= Robert Benjamin Hilton =

American politician

Robert Benjamin Hilton (' Smith; 1821 – January 10, 1894) was an American lawyer, newspaper editor, soldier, and Confederate politician who served in the Congress of the Confederate States during the American Civil War.

==Biography==
Hilton was born in Virginia as Robert Benjamin Smith. He graduated Phi Beta Kappa from Brown University in 1843. He later moved to Tallahassee, Florida, where he established a successful law practice. He legally changed his surname to Hilton in January 1849. Later that year, he and Augustus Maxwell entered the newspaper business when they co-owned and edited the Tallahassee Floridian. They later merged the paper with the Southern Journal to form the Floridian and Journal.
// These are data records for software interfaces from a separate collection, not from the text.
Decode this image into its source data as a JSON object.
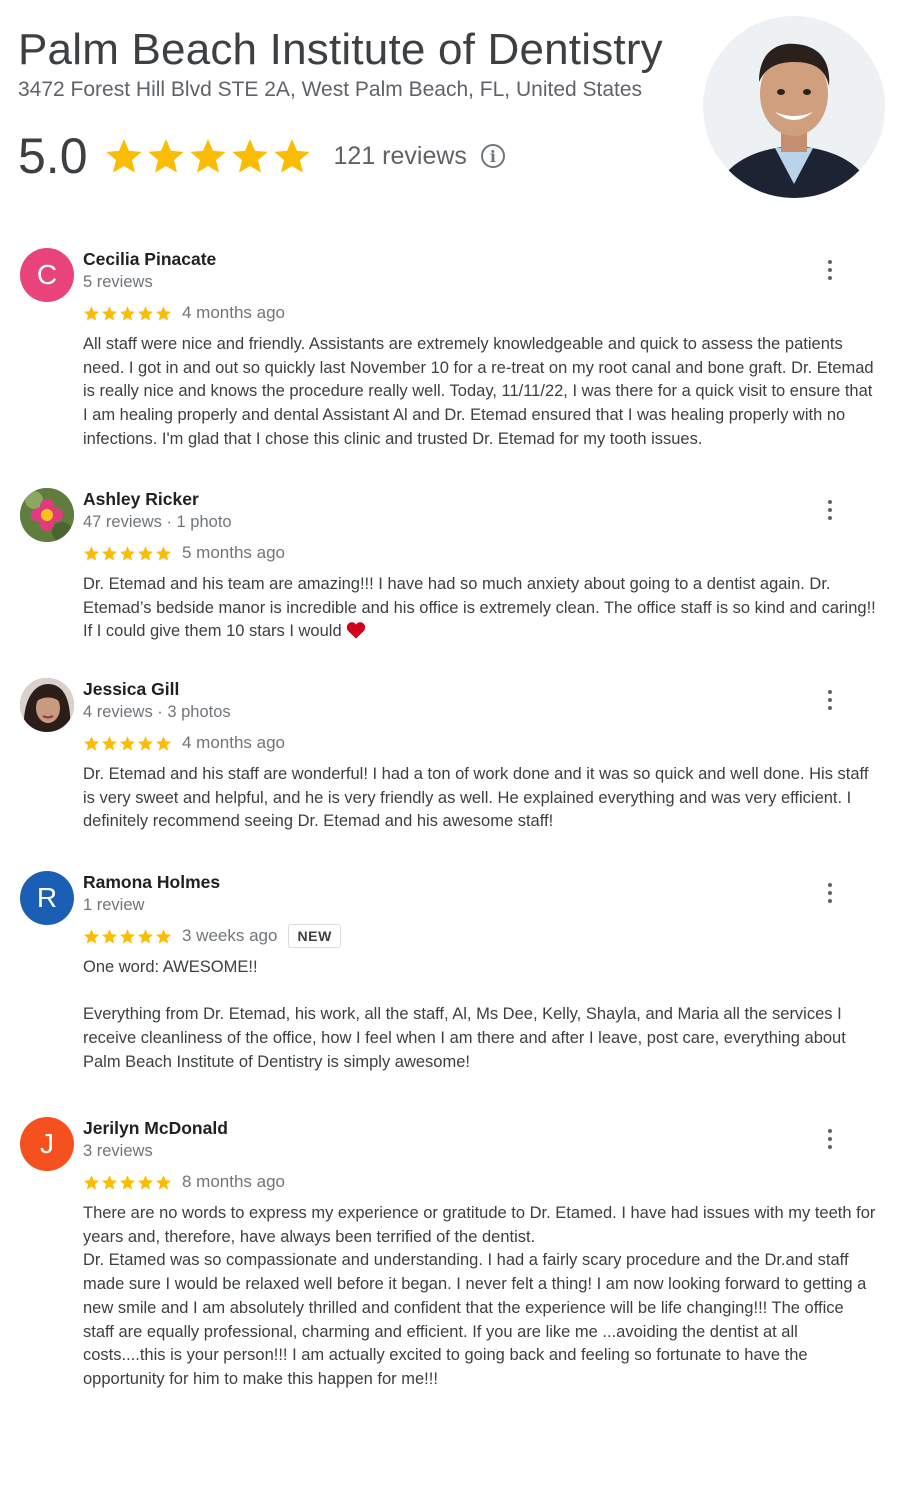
{
  "business": {
    "name": "Palm Beach Institute of Dentistry",
    "address": "3472 Forest Hill Blvd STE 2A, West Palm Beach, FL, United States",
    "rating": "5.0",
    "stars": 5,
    "review_count": "121 reviews",
    "star_color": "#fbbc04"
  },
  "icons": {
    "info": "info-icon",
    "more": "more-vert-icon",
    "star": "star-icon",
    "heart": "heart-icon"
  },
  "reviews": [
    {
      "initial": "C",
      "avatar_color": "#e9437c",
      "name": "Cecilia Pinacate",
      "meta": "5 reviews",
      "stars": 5,
      "time": "4 months ago",
      "text": "All staff were nice and friendly. Assistants are extremely knowledgeable and quick to assess the patients need. I  got in and out so quickly last November 10 for a re-treat on my root canal and bone graft. Dr. Etemad is really nice and knows the procedure really well. Today, 11/11/22, I was there for a quick visit to ensure that I am healing properly and dental Assistant Al and Dr. Etemad ensured that I was healing properly with no infections. I'm glad that I chose this clinic and trusted Dr. Etemad for my tooth issues."
    },
    {
      "initial": "",
      "avatar_color": "#6d8a45",
      "name": "Ashley Ricker",
      "meta": "47 reviews · 1 photo",
      "stars": 5,
      "time": "5 months ago",
      "text": "Dr. Etemad and his team are amazing!!! I have had so much anxiety about going to a dentist again. Dr. Etemad’s bedside manor is incredible and his office is extremely clean. The office staff is so kind and caring!! If I could give them 10 stars I would"
    },
    {
      "initial": "",
      "avatar_color": "#8a6a58",
      "name": "Jessica Gill",
      "meta": "4 reviews · 3 photos",
      "stars": 5,
      "time": "4 months ago",
      "text": "Dr. Etemad and his staff are wonderful! I had a ton of work done and it was so quick and well done. His staff is very sweet and helpful, and he is very friendly as well. He explained everything and was very efficient. I definitely recommend seeing Dr. Etemad and his awesome staff!"
    },
    {
      "initial": "R",
      "avatar_color": "#1a5fb4",
      "name": "Ramona Holmes",
      "meta": "1 review",
      "stars": 5,
      "time": "3 weeks ago",
      "badge": "NEW",
      "text": "One word: AWESOME!!\n\nEverything from Dr. Etemad, his work,  all the staff, Al, Ms Dee, Kelly, Shayla, and Maria all the services I receive cleanliness of the office, how I feel when I am there and after I leave, post care, everything about Palm Beach Institute of Dentistry is simply awesome!"
    },
    {
      "initial": "J",
      "avatar_color": "#f4511e",
      "name": "Jerilyn McDonald",
      "meta": "3 reviews",
      "stars": 5,
      "time": "8 months ago",
      "text": "There are no words to express my experience or gratitude to Dr. Etamed. I have had issues with my teeth for years and, therefore, have always been terrified of the dentist.\nDr. Etamed was so compassionate and understanding.  I had a fairly scary procedure and the Dr.and staff made sure I would be relaxed well before it began. I never felt a thing! I am now looking forward to getting a new smile and I am absolutely thrilled and confident that the experience will be life changing!!! The office staff are equally professional,  charming and efficient. If you are like me ...avoiding the dentist at all costs....this is your person!!! I am actually excited to going back and feeling so fortunate to have the opportunity for him to make this happen for me!!!"
    }
  ]
}
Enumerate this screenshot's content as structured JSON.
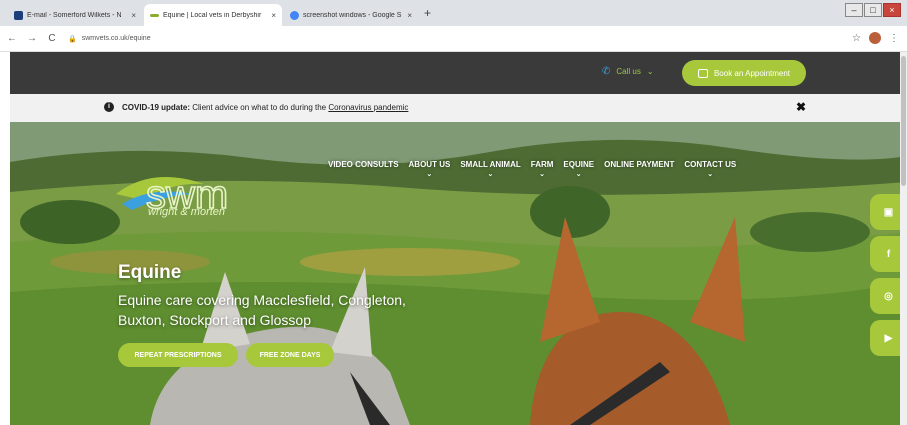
{
  "browser": {
    "tabs": [
      {
        "title": "E-mail - Somerford Wilkets - N",
        "close": "×",
        "favicon_color": "#1a3f7a"
      },
      {
        "title": "Equine | Local vets in Derbyshir",
        "close": "×",
        "favicon_color": "#8cae2f"
      },
      {
        "title": "screenshot windows - Google S",
        "close": "×",
        "favicon_color": "#4285f4"
      }
    ],
    "new_tab": "+",
    "window_controls": {
      "minimize": "–",
      "maximize": "□",
      "close": "×"
    },
    "address": "swmvets.co.uk/equine",
    "back": "←",
    "forward": "→",
    "reload": "C",
    "lock": "🔒",
    "star": "☆",
    "menu": "⋮"
  },
  "header": {
    "call_us": "Call us",
    "call_chevron": "⌄",
    "book_button": "Book an Appointment"
  },
  "covid": {
    "label": "COVID-19 update:",
    "message": "Client advice on what to do during the",
    "link": "Coronavirus pandemic",
    "close": "✖"
  },
  "logo": {
    "text": "swm",
    "sub": "wright & morten"
  },
  "nav": {
    "items": [
      {
        "label": "VIDEO CONSULTS",
        "chevron": ""
      },
      {
        "label": "ABOUT US",
        "chevron": "⌄"
      },
      {
        "label": "SMALL ANIMAL",
        "chevron": "⌄"
      },
      {
        "label": "FARM",
        "chevron": "⌄"
      },
      {
        "label": "EQUINE",
        "chevron": "⌄"
      },
      {
        "label": "ONLINE PAYMENT",
        "chevron": ""
      },
      {
        "label": "CONTACT US",
        "chevron": "⌄"
      }
    ]
  },
  "hero": {
    "title": "Equine",
    "text": "Equine care covering Macclesfield, Congleton, Buxton, Stockport and Glossop",
    "buttons": [
      "REPEAT PRESCRIPTIONS",
      "FREE ZONE DAYS"
    ]
  },
  "social": {
    "items": [
      {
        "icon": "calendar-icon",
        "glyph": "▣"
      },
      {
        "icon": "facebook-icon",
        "glyph": "f"
      },
      {
        "icon": "instagram-icon",
        "glyph": "◎"
      },
      {
        "icon": "youtube-icon",
        "glyph": "▶"
      }
    ]
  },
  "colors": {
    "brand_green": "#a7c83a",
    "header_dark": "#3a3a3a",
    "phone_blue": "#3aa0e0"
  }
}
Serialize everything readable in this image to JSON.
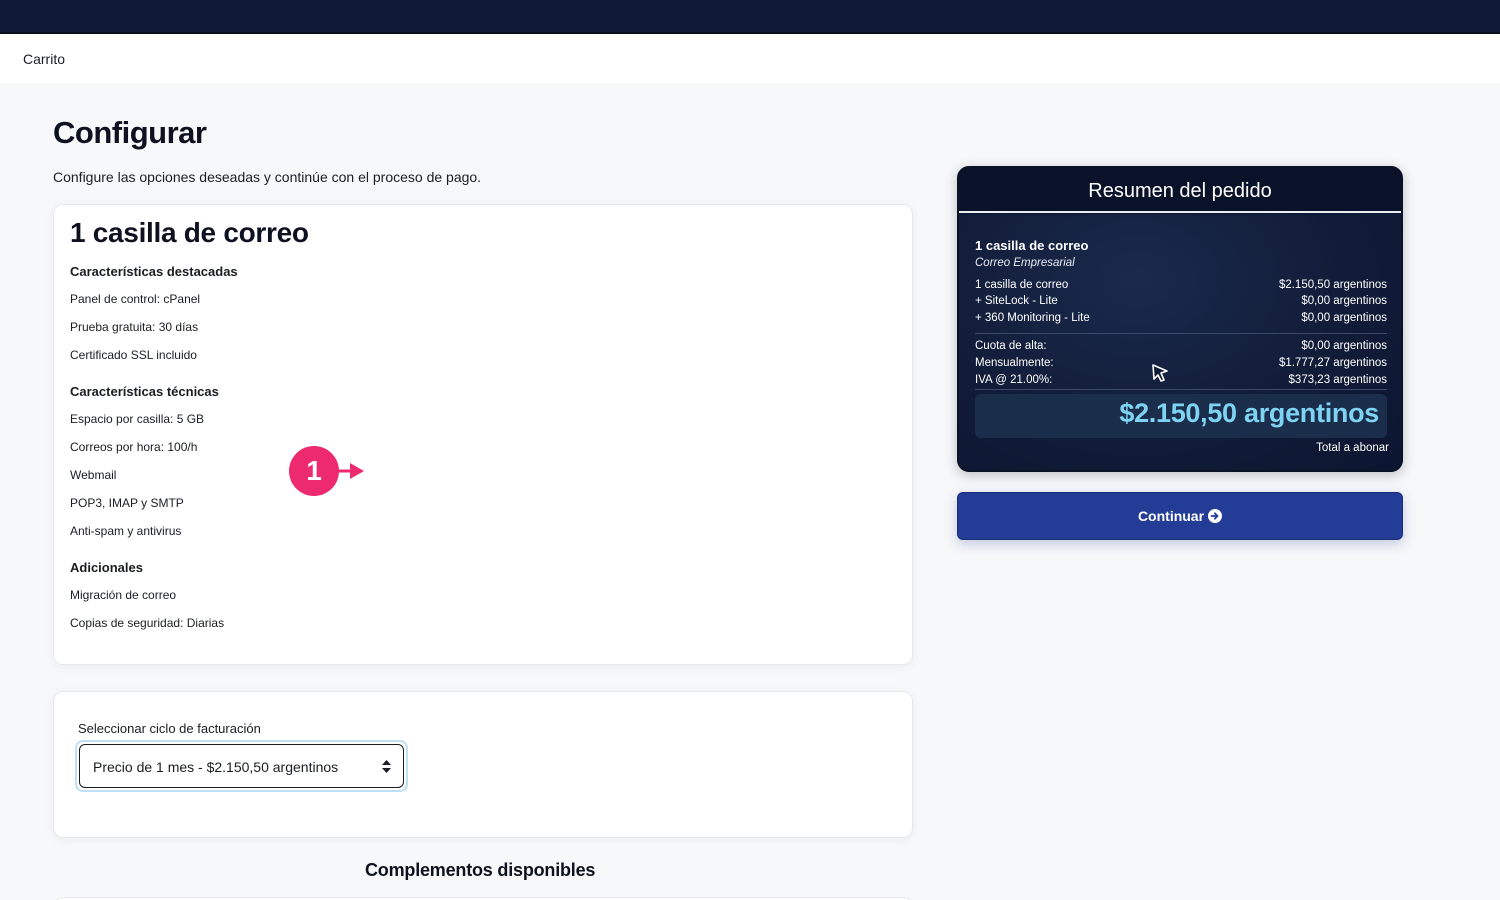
{
  "breadcrumb": "Carrito",
  "page": {
    "title": "Configurar",
    "subtitle": "Configure las opciones deseadas y continúe con el proceso de pago."
  },
  "product": {
    "name": "1 casilla de correo",
    "sections": [
      {
        "heading": "Características destacadas",
        "items": [
          "Panel de control: cPanel",
          "Prueba gratuita: 30 días",
          "Certificado SSL incluido"
        ]
      },
      {
        "heading": "Características técnicas",
        "items": [
          "Espacio por casilla: 5 GB",
          "Correos por hora: 100/h",
          "Webmail",
          "POP3, IMAP y SMTP",
          "Anti-spam y antivirus"
        ]
      },
      {
        "heading": "Adicionales",
        "items": [
          "Migración de correo",
          "Copias de seguridad: Diarias"
        ]
      }
    ],
    "badge": "1"
  },
  "billing": {
    "label": "Seleccionar ciclo de facturación",
    "selected": "Precio de 1 mes - $2.150,50 argentinos"
  },
  "addons": {
    "heading": "Complementos disponibles"
  },
  "summary": {
    "title": "Resumen del pedido",
    "product": "1 casilla de correo",
    "group": "Correo Empresarial",
    "items": [
      {
        "label": "1 casilla de correo",
        "value": "$2.150,50 argentinos"
      },
      {
        "label": "+ SiteLock - Lite",
        "value": "$0,00 argentinos"
      },
      {
        "label": "+ 360 Monitoring - Lite",
        "value": "$0,00 argentinos"
      }
    ],
    "fees": [
      {
        "label": "Cuota de alta:",
        "value": "$0,00 argentinos"
      },
      {
        "label": "Mensualmente:",
        "value": "$1.777,27 argentinos"
      },
      {
        "label": "IVA @ 21.00%:",
        "value": "$373,23 argentinos"
      }
    ],
    "total": "$2.150,50 argentinos",
    "total_label": "Total a abonar"
  },
  "continue_label": "Continuar",
  "colors": {
    "navy": "#101a36",
    "accent_blue": "#233c95",
    "total_cyan": "#7ed3f3",
    "badge_pink": "#ee2a6e"
  },
  "icons": {
    "continue": "arrow-circle-right-icon",
    "select": "select-arrows-icon",
    "cursor": "mouse-cursor-icon"
  }
}
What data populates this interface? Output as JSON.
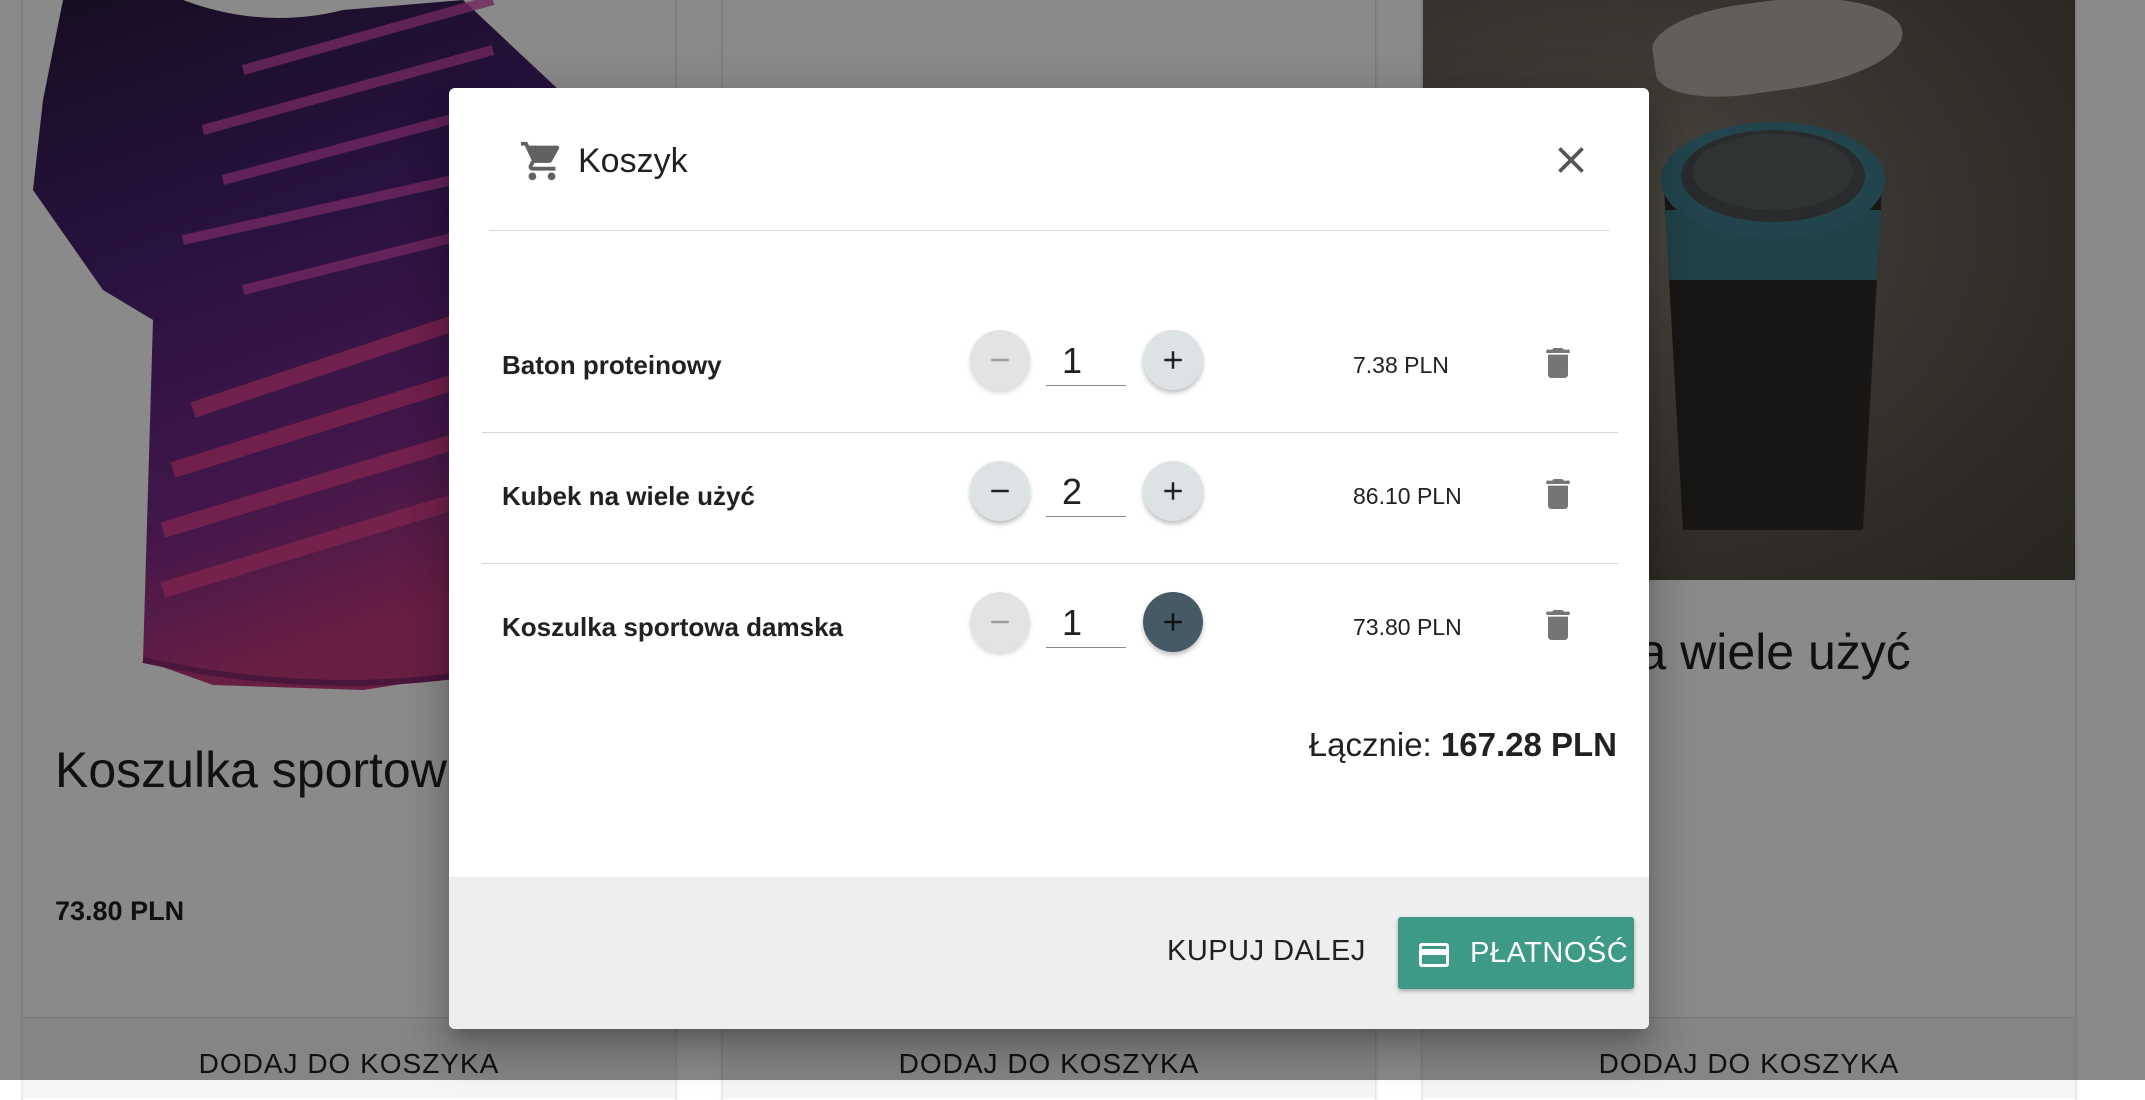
{
  "background": {
    "cards": [
      {
        "title": "Koszulka sportowa damska",
        "price": "73.80 PLN",
        "button_label": "DODAJ DO KOSZYKA"
      },
      {
        "title": "",
        "price": "",
        "button_label": "DODAJ DO KOSZYKA"
      },
      {
        "title": "Kubek na wiele użyć",
        "price": "",
        "button_label": "DODAJ DO KOSZYKA"
      }
    ]
  },
  "dialog": {
    "title": "Koszyk",
    "title_icon": "cart-icon",
    "close_icon": "close-icon",
    "items": [
      {
        "name": "Baton proteinowy",
        "quantity": "1",
        "price": "7.38 PLN",
        "minus_disabled": true
      },
      {
        "name": "Kubek na wiele użyć",
        "quantity": "2",
        "price": "86.10 PLN",
        "minus_disabled": false
      },
      {
        "name": "Koszulka sportowa damska",
        "quantity": "1",
        "price": "73.80 PLN",
        "minus_disabled": true
      }
    ],
    "total_label": "Łącznie:",
    "total_value": "167.28 PLN",
    "continue_label": "KUPUJ DALEJ",
    "payment_label": "PŁATNOŚĆ",
    "payment_icon": "credit-card-icon"
  },
  "colors": {
    "accent": "#3d9a86",
    "secondary": "#455a64",
    "overlay": "rgba(0,0,0,0.46)"
  }
}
In 1858, he was elected as the Clerk of the Florida House of Representatives.

At the outbreak of the Civil War, he received a commission in April 1861 as the captain of Company D of the 1st Florida Infantry. He subsequently represented the state in the First Confederate Congress and the Second Confederate Congress from 1862 to 1865. He successfully sponsored a bill in January 1864 to withdraw the exemption from military service that had previously been granted to men of military age if they could provide a paid substitute. He also was active in legislation concerning tax limits and funding the Confederate currency.

After the war he served briefly as a state court judge in 1867. He died in Tallahassee and was buried there in St. John's Episcopal Cemetery.

The journal Hilton maintained during the war is in the archives of the University of Florida in Gainesville.